From: Valentin Schneider
Date: Wed Feb 03 2021 - 13:44:17 EST


>> @@ -9805,9 +9810,6 @@ static int load_balance(int this_cpu, struct rq *this_rq,
>> active_load_balance_cpu_stop, busiest,
>> &busiest->active_balance_work);
>> }
>> -
>> - /* We've kicked active balancing, force task migration. */
>> - sd->nr_balance_failed = sd->cache_nice_tries+1;
>
> This has an impact on future calls to need_active_balance() too, no? We enter
> this path because need_active_balance() returned true; one of the conditions it
> checks for is
>
> return unlikely(sd->nr_balance_failed > sd->cache_nice_tries+2);
>
> So since we used to reset nr_balanced_failed to cache_nice_tries+1, the above
> condition would be false in the next call or two IIUC. But since we remove
> that, we could end up here again soon.
>
> Was this intentional?
>

Partially, I'd say :-)

If you look at active_load_balance_cpu_stop(), it does

sd->nr_balance_failed = 0;

when it successfully pulls a task.

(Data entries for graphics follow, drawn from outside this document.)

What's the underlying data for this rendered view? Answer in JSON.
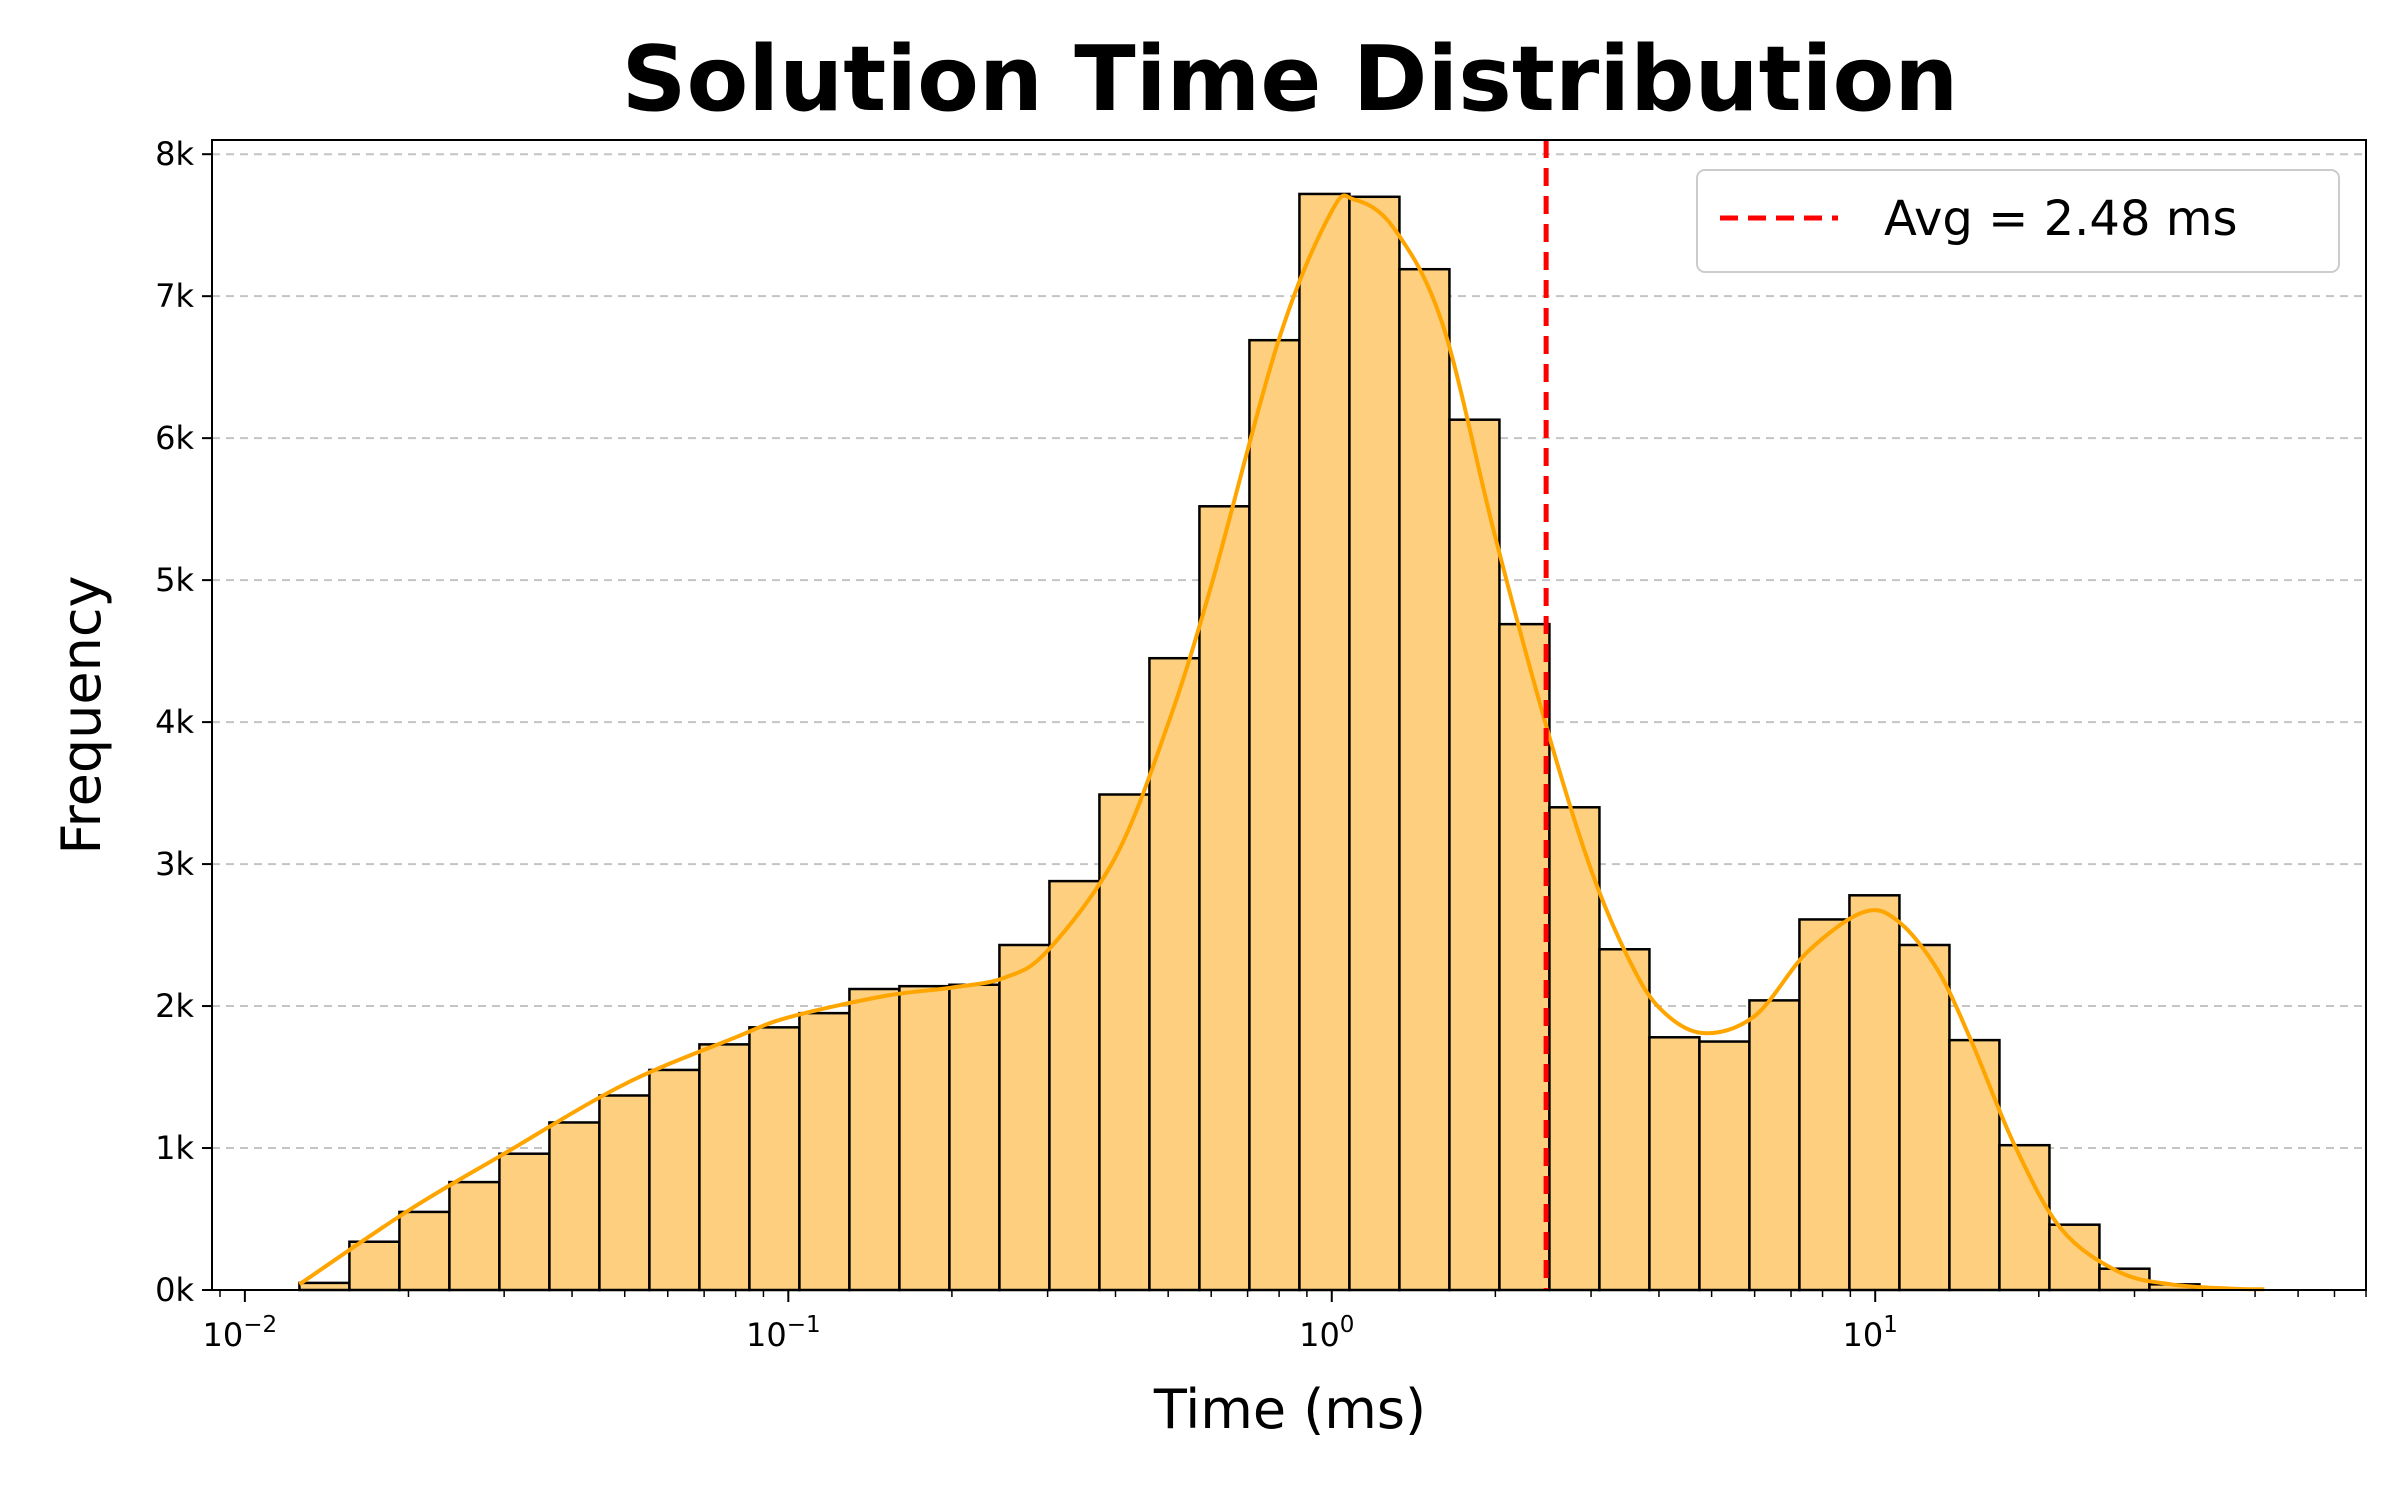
{
  "chart_data": {
    "type": "bar",
    "title": "Solution Time Distribution",
    "xlabel": "Time (ms)",
    "ylabel": "Frequency",
    "x_scale": "log",
    "xlim": [
      0.0087,
      80
    ],
    "ylim": [
      0,
      8100
    ],
    "grid": {
      "axis": "y",
      "style": "dashed"
    },
    "legend": {
      "position": "top-right",
      "entries": [
        "Avg = 2.48 ms"
      ]
    },
    "x_ticks": [
      {
        "value": 0.01,
        "base": "10",
        "exponent": "−2"
      },
      {
        "value": 0.1,
        "base": "10",
        "exponent": "−1"
      },
      {
        "value": 1,
        "base": "10",
        "exponent": "0"
      },
      {
        "value": 10,
        "base": "10",
        "exponent": "1"
      }
    ],
    "y_ticks": [
      {
        "value": 0,
        "label": "0k"
      },
      {
        "value": 1000,
        "label": "1k"
      },
      {
        "value": 2000,
        "label": "2k"
      },
      {
        "value": 3000,
        "label": "3k"
      },
      {
        "value": 4000,
        "label": "4k"
      },
      {
        "value": 5000,
        "label": "5k"
      },
      {
        "value": 6000,
        "label": "6k"
      },
      {
        "value": 7000,
        "label": "7k"
      },
      {
        "value": 8000,
        "label": "8k"
      }
    ],
    "bins": {
      "first_left_edge_ms": 0.0126,
      "last_right_edge_ms": 39.5,
      "values": [
        50,
        340,
        550,
        760,
        960,
        1180,
        1370,
        1550,
        1730,
        1850,
        1950,
        2120,
        2140,
        2150,
        2430,
        2880,
        3490,
        4450,
        5520,
        6690,
        7720,
        7700,
        7190,
        6130,
        4690,
        3400,
        2400,
        1780,
        1750,
        2040,
        2610,
        2780,
        2430,
        1760,
        1020,
        460,
        150,
        40
      ]
    },
    "kde": {
      "x": [
        0.0126,
        0.02,
        0.03,
        0.05,
        0.08,
        0.1,
        0.15,
        0.2,
        0.25,
        0.3,
        0.4,
        0.5,
        0.6,
        0.8,
        1.0,
        1.1,
        1.3,
        1.6,
        2.0,
        2.5,
        3.0,
        3.5,
        4.0,
        4.8,
        6.0,
        7.5,
        9.5,
        11,
        13,
        15,
        18,
        22,
        28,
        35,
        45,
        52
      ],
      "y": [
        40,
        560,
        960,
        1450,
        1780,
        1920,
        2070,
        2130,
        2200,
        2390,
        3050,
        3990,
        4960,
        6700,
        7600,
        7680,
        7480,
        6800,
        5300,
        3930,
        2960,
        2350,
        1990,
        1810,
        1930,
        2380,
        2660,
        2600,
        2260,
        1760,
        1030,
        430,
        130,
        40,
        10,
        5
      ]
    },
    "average_line": {
      "value": 2.48,
      "label": "Avg = 2.48 ms"
    },
    "colors": {
      "bar_fill": "#fecf7e",
      "bar_edge": "#000000",
      "kde_line": "#ffa500",
      "avg_line": "#ff0000",
      "grid": "#c4c4c4"
    }
  }
}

So we get a reset of the failed counter
on pull, which I've preserved. As for interactions with later
need_active_balance(), the commit that introduced the current counter write
(which is over 15 years old!):

3950745131e2 ("[PATCH] sched: fix SMT scheduling problems")

only states the task_hot() issue; thus I'm doubtful whether said
interaction was intentional.